Войку, сын Тудора - Коган Анатолий Шнеерович. Страница 108

— В полагающееся время, — закончил свой рассказ Армориус, — молодая баронесса родила сына. И с тех пор уже двести лет в этой части света существует род, в могуществе и делах которого людям видится дьявольская печать. Одна из ветвей этого рода построила здесь замок и до сих пор обитает в нем. Ходят слухи, что все они — воплощение диавола, забравшего душу и вселившегося в тело жестокого барона-охотника, так и не догнавшего Белого Оленя в день своей свадьбы. Изгнанный мунтянский господарь Влад живет здесь с тех пор, как его выпустил из темницы король Матьяш. Лайоша ты видел уже наверху, о Цепеше слышал.

— Да, магистр.

— Теперь ты знаешь, куда попал. — Старец поднялся со скудной подстилки. — И ведаешь, наверно, что должен делать сам.

— Вот этого я и не знаю, почтеннейший, — признался Войку.

— Покамест придется ждать, — Армориус в одеянии, напоминавшем черную мантию, приближался к стене, из которой, казалось, вышел. — Твой час придет. Закрой глаза!

Войку повиновался. Когда он открыл их снова, старца уже не было в камере.
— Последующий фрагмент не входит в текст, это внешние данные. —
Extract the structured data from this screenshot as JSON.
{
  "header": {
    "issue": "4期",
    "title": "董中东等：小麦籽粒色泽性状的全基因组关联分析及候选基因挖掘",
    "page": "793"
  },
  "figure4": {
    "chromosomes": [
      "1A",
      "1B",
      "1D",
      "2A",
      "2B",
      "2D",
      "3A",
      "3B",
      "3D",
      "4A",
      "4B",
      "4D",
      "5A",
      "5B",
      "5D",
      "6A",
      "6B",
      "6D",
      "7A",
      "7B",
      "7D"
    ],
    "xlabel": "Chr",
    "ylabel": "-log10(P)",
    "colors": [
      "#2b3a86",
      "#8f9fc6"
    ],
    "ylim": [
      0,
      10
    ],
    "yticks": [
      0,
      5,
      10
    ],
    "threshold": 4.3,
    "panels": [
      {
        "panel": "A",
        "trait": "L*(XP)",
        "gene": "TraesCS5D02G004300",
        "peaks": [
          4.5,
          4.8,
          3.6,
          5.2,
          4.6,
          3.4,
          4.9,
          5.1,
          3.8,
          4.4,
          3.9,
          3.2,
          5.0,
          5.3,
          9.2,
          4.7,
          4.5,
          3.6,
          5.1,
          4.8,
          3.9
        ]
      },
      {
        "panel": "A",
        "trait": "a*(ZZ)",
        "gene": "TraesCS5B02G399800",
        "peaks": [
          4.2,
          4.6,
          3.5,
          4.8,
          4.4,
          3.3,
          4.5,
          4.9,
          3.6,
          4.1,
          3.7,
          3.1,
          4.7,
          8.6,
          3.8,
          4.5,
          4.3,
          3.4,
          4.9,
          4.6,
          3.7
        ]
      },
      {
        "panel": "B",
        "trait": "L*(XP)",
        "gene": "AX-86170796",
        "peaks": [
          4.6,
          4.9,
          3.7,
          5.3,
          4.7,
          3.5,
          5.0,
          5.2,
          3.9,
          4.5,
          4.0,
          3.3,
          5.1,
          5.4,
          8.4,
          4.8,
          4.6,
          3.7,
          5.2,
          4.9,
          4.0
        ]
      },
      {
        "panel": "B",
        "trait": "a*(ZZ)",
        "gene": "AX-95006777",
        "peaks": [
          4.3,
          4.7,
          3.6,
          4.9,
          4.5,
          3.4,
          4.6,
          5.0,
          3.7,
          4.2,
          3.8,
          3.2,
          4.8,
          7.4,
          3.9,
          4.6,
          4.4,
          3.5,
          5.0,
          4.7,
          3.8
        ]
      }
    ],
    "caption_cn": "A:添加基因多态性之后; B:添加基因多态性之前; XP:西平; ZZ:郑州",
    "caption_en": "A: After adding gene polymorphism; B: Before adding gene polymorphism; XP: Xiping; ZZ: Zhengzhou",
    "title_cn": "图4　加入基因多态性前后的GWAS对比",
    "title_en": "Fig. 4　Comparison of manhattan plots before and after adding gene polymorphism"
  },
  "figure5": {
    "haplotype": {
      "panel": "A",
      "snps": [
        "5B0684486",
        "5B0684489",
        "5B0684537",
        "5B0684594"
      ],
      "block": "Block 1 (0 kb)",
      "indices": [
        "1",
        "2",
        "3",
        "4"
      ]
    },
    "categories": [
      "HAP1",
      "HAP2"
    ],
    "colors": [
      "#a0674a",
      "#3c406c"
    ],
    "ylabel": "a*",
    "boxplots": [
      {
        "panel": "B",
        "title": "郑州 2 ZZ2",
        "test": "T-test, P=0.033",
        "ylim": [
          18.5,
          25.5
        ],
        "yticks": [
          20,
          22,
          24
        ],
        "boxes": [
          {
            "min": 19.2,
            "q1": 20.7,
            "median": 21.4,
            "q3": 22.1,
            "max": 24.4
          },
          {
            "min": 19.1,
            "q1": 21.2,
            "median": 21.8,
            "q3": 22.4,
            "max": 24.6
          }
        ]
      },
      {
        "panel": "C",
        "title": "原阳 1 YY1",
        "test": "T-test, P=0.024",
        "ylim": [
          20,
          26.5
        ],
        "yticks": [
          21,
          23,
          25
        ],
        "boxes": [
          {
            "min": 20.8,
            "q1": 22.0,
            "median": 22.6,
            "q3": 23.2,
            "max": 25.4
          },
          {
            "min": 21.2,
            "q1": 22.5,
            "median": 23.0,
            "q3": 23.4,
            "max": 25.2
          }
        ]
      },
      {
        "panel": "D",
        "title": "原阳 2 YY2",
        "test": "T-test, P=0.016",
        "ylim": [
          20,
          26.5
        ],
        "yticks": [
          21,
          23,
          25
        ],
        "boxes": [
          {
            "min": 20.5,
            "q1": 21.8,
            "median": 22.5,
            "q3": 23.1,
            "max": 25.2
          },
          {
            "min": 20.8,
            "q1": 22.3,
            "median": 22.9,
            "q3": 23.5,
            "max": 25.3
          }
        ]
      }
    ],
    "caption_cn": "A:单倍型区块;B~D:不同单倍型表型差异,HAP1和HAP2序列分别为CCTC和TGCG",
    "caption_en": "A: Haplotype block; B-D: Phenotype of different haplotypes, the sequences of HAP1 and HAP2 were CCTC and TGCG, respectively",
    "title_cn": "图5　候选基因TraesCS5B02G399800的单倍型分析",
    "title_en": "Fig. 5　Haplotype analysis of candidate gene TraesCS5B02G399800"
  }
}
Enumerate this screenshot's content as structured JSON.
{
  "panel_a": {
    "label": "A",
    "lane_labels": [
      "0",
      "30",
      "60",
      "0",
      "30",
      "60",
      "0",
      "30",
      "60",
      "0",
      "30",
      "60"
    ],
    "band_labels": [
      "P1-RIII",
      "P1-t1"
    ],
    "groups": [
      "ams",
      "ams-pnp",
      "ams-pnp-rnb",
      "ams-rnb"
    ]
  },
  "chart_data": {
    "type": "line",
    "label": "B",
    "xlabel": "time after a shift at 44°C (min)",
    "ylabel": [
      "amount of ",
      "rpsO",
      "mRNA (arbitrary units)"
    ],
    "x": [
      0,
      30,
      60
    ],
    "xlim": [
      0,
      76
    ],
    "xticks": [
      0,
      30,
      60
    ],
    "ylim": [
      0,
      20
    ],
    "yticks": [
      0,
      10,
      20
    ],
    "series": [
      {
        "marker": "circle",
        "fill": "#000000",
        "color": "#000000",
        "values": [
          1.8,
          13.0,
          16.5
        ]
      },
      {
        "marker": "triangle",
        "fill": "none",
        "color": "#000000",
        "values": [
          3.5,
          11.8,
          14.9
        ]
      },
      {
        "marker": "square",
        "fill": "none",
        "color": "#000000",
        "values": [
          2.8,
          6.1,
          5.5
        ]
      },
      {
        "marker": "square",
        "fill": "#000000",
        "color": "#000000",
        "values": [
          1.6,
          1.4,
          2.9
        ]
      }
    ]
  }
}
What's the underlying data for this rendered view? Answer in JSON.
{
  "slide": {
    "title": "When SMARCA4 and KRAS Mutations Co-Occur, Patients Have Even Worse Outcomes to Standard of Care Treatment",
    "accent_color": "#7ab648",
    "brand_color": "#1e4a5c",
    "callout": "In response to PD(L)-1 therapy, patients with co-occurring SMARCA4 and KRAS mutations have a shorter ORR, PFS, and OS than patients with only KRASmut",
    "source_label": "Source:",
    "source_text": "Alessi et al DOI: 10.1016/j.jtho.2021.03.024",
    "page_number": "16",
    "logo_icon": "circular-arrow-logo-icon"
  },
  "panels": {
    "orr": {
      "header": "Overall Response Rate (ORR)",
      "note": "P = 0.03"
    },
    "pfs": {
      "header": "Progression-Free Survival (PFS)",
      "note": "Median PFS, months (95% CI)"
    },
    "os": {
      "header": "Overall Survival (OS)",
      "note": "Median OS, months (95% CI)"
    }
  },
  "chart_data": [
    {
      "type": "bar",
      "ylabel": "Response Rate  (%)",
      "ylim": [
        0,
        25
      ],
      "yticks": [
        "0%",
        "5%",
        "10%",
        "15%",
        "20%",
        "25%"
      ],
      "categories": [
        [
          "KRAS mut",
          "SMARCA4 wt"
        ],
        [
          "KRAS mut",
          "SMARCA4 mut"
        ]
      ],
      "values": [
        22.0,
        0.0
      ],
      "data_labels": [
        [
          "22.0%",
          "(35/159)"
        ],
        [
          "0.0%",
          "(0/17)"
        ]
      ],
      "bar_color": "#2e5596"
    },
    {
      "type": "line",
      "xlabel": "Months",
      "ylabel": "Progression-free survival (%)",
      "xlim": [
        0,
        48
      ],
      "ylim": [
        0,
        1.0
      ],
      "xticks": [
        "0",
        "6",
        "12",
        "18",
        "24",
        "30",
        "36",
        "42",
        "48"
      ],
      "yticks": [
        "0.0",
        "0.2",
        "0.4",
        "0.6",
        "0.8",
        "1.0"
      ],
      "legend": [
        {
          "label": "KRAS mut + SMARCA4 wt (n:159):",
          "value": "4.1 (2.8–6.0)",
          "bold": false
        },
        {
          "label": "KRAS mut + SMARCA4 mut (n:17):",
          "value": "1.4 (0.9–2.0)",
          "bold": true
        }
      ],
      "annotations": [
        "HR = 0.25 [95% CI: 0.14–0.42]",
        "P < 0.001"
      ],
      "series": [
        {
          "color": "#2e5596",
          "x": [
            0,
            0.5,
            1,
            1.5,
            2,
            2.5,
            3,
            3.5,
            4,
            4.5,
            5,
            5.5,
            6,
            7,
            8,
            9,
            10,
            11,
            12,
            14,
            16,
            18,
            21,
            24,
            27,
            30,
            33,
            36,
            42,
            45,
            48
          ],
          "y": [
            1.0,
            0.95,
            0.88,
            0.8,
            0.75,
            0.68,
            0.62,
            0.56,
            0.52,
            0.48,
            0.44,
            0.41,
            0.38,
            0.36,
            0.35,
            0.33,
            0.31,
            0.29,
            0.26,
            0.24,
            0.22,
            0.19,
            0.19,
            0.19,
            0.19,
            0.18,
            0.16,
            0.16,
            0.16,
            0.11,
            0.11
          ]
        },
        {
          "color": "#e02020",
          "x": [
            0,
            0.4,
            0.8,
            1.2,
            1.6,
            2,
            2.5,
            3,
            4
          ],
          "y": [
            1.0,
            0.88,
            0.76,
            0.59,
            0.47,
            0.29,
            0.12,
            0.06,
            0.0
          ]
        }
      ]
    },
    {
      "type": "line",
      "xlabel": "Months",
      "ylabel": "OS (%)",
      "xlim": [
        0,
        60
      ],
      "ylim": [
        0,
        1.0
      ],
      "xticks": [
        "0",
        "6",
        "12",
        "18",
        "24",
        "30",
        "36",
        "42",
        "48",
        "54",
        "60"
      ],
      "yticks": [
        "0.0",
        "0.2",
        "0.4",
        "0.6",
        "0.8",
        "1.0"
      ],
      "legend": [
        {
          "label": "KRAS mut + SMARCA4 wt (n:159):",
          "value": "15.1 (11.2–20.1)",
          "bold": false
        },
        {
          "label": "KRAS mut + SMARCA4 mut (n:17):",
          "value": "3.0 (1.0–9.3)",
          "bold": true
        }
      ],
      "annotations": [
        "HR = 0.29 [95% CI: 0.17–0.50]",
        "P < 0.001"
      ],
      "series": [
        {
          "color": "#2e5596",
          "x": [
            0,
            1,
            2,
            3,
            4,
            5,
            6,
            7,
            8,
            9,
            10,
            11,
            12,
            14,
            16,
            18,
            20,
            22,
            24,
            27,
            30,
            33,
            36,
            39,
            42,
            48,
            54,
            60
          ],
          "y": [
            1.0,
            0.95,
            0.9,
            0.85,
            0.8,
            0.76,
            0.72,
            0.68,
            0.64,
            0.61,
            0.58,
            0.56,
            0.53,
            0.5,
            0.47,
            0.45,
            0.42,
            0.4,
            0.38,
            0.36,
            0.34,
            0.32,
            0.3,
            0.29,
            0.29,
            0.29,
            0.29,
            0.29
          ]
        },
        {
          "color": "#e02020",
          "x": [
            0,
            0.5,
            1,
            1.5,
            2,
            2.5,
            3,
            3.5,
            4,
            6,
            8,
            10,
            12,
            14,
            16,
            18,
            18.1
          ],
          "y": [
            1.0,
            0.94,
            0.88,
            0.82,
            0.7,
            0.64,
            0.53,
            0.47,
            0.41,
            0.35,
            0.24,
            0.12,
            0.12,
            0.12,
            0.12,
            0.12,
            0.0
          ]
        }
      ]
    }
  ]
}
Войку отдался своим думам. Кем бы ни был удивительный магистр, после встречи с ним Войку чувствовал себя спокойнее и увереннее. Одно бередило душу тревогой и болью: Роксана — в проклятом замке, в преступных руках двух демонов во плоти. Что будет с ней, сумеет ли он ей помочь?

61

Влад Цепеш из рода Дракулешт, мурлыча под нос веселую пастушью песенку, взирал из окна отведенных ему покоев на гордые вершины гор, на цветущую долину, над которой господствовал замок Лайоша Дракулы; Лайош считался его кузеном, хотя было бы нелегким делом установить подлинную степень их родства. Влад был доволен временной резиденцией, которая ему досталась. Замок стоял на юго-востоке Трансильвании, близ самого сердца ее — Брашова: старый город сасов с полным правом почитался торговой и денежной столицей огромного пространства, охватывавшего Молдавию и мунтению, Подолье и Покутье, почти всю Венгрию и другие земли за Дунаем, Днестром и Вислой. Отсюда Владу были видны дела народов и правителей, затеи военачальников и купцов, движения войск, торговых караванов, морских и речных судов. Хитрые сасы знали многое, по сообщениям из города умный воевода мог предвидеть ожидаемые события не на один год вперед.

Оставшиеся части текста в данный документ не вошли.